I did this with my mother for decades. I spent my entire life trying to understand her, to reach the part of her that was still human, still capable of love. I poured my energy into her like a never-ending well, hoping that if I could just prove to her that I was good enough, she would finally love me in the way I needed. But she never did because she could not.
I wanted to believe that if I could just show her unconditional love, if I could be what she needed—what she never got from her parents—she would stop hurting. But narcissists do not want to be healed. They do not want love; they want power. They want control. They want an energy source they can drain indefinitely. This is one of the hardest truths to accept: they do not want to change. No amount of love, sacrifice, or understanding will fill their void, and the more you try, the more you will lose yourself in the process.

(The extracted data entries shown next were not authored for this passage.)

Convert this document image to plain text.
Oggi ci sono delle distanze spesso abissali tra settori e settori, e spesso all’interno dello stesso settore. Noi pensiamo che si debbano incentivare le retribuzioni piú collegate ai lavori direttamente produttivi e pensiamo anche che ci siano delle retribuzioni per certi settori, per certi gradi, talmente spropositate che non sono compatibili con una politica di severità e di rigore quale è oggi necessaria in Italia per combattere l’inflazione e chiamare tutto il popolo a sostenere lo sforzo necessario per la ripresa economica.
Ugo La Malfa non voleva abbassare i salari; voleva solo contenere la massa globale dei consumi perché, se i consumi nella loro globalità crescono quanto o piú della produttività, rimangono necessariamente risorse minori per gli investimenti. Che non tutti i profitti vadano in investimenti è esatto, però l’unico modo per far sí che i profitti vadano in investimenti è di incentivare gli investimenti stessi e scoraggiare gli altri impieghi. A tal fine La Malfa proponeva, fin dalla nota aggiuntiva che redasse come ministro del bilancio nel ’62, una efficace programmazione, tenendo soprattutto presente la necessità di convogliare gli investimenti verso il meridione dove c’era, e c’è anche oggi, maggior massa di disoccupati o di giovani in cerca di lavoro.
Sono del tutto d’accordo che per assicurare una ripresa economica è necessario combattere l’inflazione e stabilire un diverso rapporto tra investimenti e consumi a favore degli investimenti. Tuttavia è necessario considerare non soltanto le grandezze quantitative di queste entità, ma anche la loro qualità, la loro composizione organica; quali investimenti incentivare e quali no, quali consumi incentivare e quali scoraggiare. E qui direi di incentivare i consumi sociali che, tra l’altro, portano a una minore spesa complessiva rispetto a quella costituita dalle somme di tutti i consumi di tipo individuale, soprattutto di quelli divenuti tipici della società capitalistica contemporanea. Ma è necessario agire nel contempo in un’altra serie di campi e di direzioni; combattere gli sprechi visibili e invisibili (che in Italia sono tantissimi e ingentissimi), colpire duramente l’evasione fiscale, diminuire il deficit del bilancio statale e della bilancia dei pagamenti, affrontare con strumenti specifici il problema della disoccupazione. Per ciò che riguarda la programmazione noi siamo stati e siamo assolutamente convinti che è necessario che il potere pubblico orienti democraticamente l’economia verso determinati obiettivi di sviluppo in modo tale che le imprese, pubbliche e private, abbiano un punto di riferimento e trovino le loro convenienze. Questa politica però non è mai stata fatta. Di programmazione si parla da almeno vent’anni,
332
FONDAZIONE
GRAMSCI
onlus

I keep calling them energy vampires. Why? Well, have you ever noticed how you feel after an interaction with them? The exhaustion that seeps into your bones, the mental fog, the emotional depletion? This is because they do not engage in relationships; they engage in vampirism. Every interaction is designed to extract something from you, whether it’s your energy, your self-esteem, your time, your love—anything. And they do not give back; they cannot. They function as an energetic vacuum, taking and taking until there is nothing left.
This is why breaking free from a narcissist feels so difficult. It is not just a mental or emotional struggle; it is an energetic one, a spiritual one. They have entangled themselves in the very fabric of your being, hooking into your past wounds, your spiritual gifts, and your innate capacity for love. Untangling from them requires more than just distance; it requires deep, intentional healing.